Why Going Long Doesn’t Make You Faster
Assuming you have some experience racing, the biggest obstacle to a faster bike split is your ability to ride at a higher intensity and NOT your ability to ride for a longer distance. It’s a mistake to assume that if you want to ride fast for your next Ironman, then you should practice riding the distance. As you increase your distance it’s necessary to also dial down your intensity and this backing off of intensity compromises your speed. The more volume you log, the more your body needs to back off to make this happen and the end result is that your body becomes accustomed to riding at a lower intensity. Sure this will allow you to complete the race, but you are robbing yourself of speed.
You also have the problem of recovery and adaptation. Logging mega rides every weekend places a big load on your body and the time it takes to recover and adapt can often take more than a few days. If this time is spent trying to get in other training such as swimming and running, then your body heads into a survival mode and the subsequent training is often low quality. If you notice your power is dropping week after week, then it’s time to ditch the long rides.
How short? There are two things you need to consider when creating a workout – volume and intensity. Together, these determine the training stress of a ride. If you are using a power meter (you should have one if you are beyond your second year of racing), then Garmin or Training Peaks will have a Training Stress Score (TSS) for each ride. On your long rides, make it your goal to ride close to the TSS you plan to race at. For example, my Ironman bike TSS is usually in the 215 -240 range. I can create this score by riding hard intervals for about 3 hours and 30 minutes. If I were to ride at my ironman pace for 3:30, then my score would be much lower. By adjusting my intensity, I can achieve the same TSS as a 5:30 ride would give me. My wife and kids love these shorter rides!!

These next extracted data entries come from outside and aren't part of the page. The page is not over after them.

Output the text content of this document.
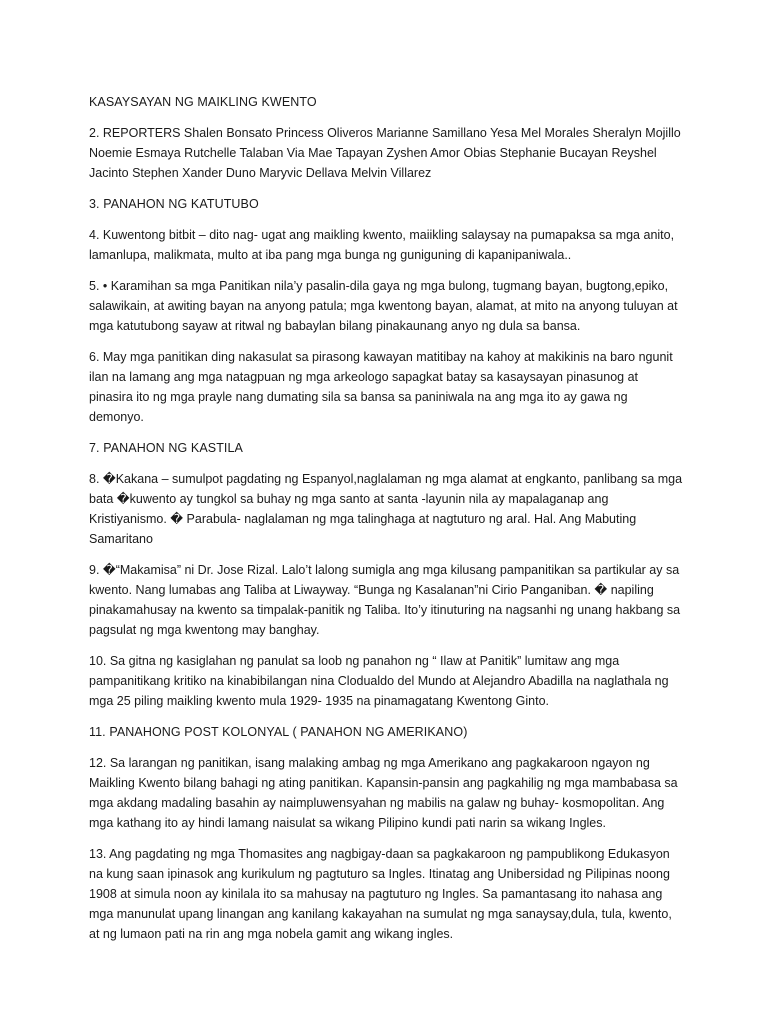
KASAYSAYAN NG MAIKLING KWENTO

2. REPORTERS Shalen Bonsato Princess Oliveros Marianne Samillano Yesa Mel Morales Sheralyn Mojillo Noemie Esmaya Rutchelle Talaban Via Mae Tapayan Zyshen Amor Obias Stephanie Bucayan Reyshel Jacinto Stephen Xander Duno Maryvic Dellava Melvin Villarez

3. PANAHON NG KATUTUBO

4. Kuwentong bitbit – dito nag- ugat ang maikling kwento, maiikling salaysay na pumapaksa sa mga anito, lamanlupa, malikmata, multo at iba pang mga bunga ng guniguning di kapanipaniwala..

5. • Karamihan sa mga Panitikan nila’y pasalin-dila gaya ng mga bulong, tugmang bayan, bugtong,epiko, salawikain, at awiting bayan na anyong patula; mga kwentong bayan, alamat, at mito na anyong tuluyan at mga katutubong sayaw at ritwal ng babaylan bilang pinakaunang anyo ng dula sa bansa.

6. May mga panitikan ding nakasulat sa pirasong kawayan matitibay na kahoy at makikinis na baro ngunit ilan na lamang ang mga natagpuan ng mga arkeologo sapagkat batay sa kasaysayan pinasunog at pinasira ito ng mga prayle nang dumating sila sa bansa sa paniniwala na ang mga ito ay gawa ng demonyo.

7. PANAHON NG KASTILA

8. �Kakana – sumulpot pagdating ng Espanyol,naglalaman ng mga alamat at engkanto, panlibang sa mga bata �kuwento ay tungkol sa buhay ng mga santo at santa -layunin nila ay mapalaganap ang Kristiyanismo. � Parabula- naglalaman ng mga talinghaga at nagtuturo ng aral. Hal. Ang Mabuting Samaritano

9. �“Makamisa” ni Dr. Jose Rizal. Lalo’t lalong sumigla ang mga kilusang pampanitikan sa partikular ay sa kwento. Nang lumabas ang Taliba at Liwayway. “Bunga ng Kasalanan”ni Cirio Panganiban. � napiling pinakamahusay na kwento sa timpalak-panitik ng Taliba. Ito’y itinuturing na nagsanhi ng unang hakbang sa pagsulat ng mga kwentong may banghay.

10. Sa gitna ng kasiglahan ng panulat sa loob ng panahon ng “ Ilaw at Panitik” lumitaw ang mga pampanitikang kritiko na kinabibilangan nina Clodualdo del Mundo at Alejandro Abadilla na naglathala ng mga 25 piling maikling kwento mula 1929- 1935 na pinamagatang Kwentong Ginto.

11. PANAHONG POST KOLONYAL ( PANAHON NG AMERIKANO)

12. Sa larangan ng panitikan, isang malaking ambag ng mga Amerikano ang pagkakaroon ngayon ng Maikling Kwento bilang bahagi ng ating panitikan. Kapansin-pansin ang pagkahilig ng mga mambabasa sa mga akdang madaling basahin ay naimpluwensyahan ng mabilis na galaw ng buhay- kosmopolitan. Ang mga kathang ito ay hindi lamang naisulat sa wikang Pilipino kundi pati narin sa wikang Ingles.

13. Ang pagdating ng mga Thomasites ang nagbigay-daan sa pagkakaroon ng pampublikong Edukasyon na kung saan ipinasok ang kurikulum ng pagtuturo sa Ingles. Itinatag ang Unibersidad ng Pilipinas noong 1908 at simula noon ay kinilala ito sa mahusay na pagtuturo ng Ingles. Sa pamantasang ito nahasa ang mga manunulat upang linangan ang kanilang kakayahan na sumulat ng mga sanaysay,dula, tula, kwento, at ng lumaon pati na rin ang mga nobela gamit ang wikang ingles.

How often should you ride long? Long rides do have their place. While most of my rides are under 3:30, I will extend my distance close to 100 miles every so often just to test out my race day wattage. The purpose of these long rides is much different than my shorter, higher intensity rides. My goal is to rehearse my nutrition, hydration and pacing. I often finish these long rides with a short run to see how my legs hold up. Each athlete is different. Some of my athletes need to go through this more often because they need the psychological affirmation that they can ride the distance. Others can get by with 2 of these rides in their build up to Ironman.
Before you start logging mega miles to get you ready for your next Ironman, consider the purpose of each ride. What is your goal? Each athlete brings a different background to the sport so there is not a one size fits all approach. How much intensity, how often, and how much long distance will vary significantly from athlete to athlete. When you get the balance right between volume and intensity, expect to be blown away at your next race.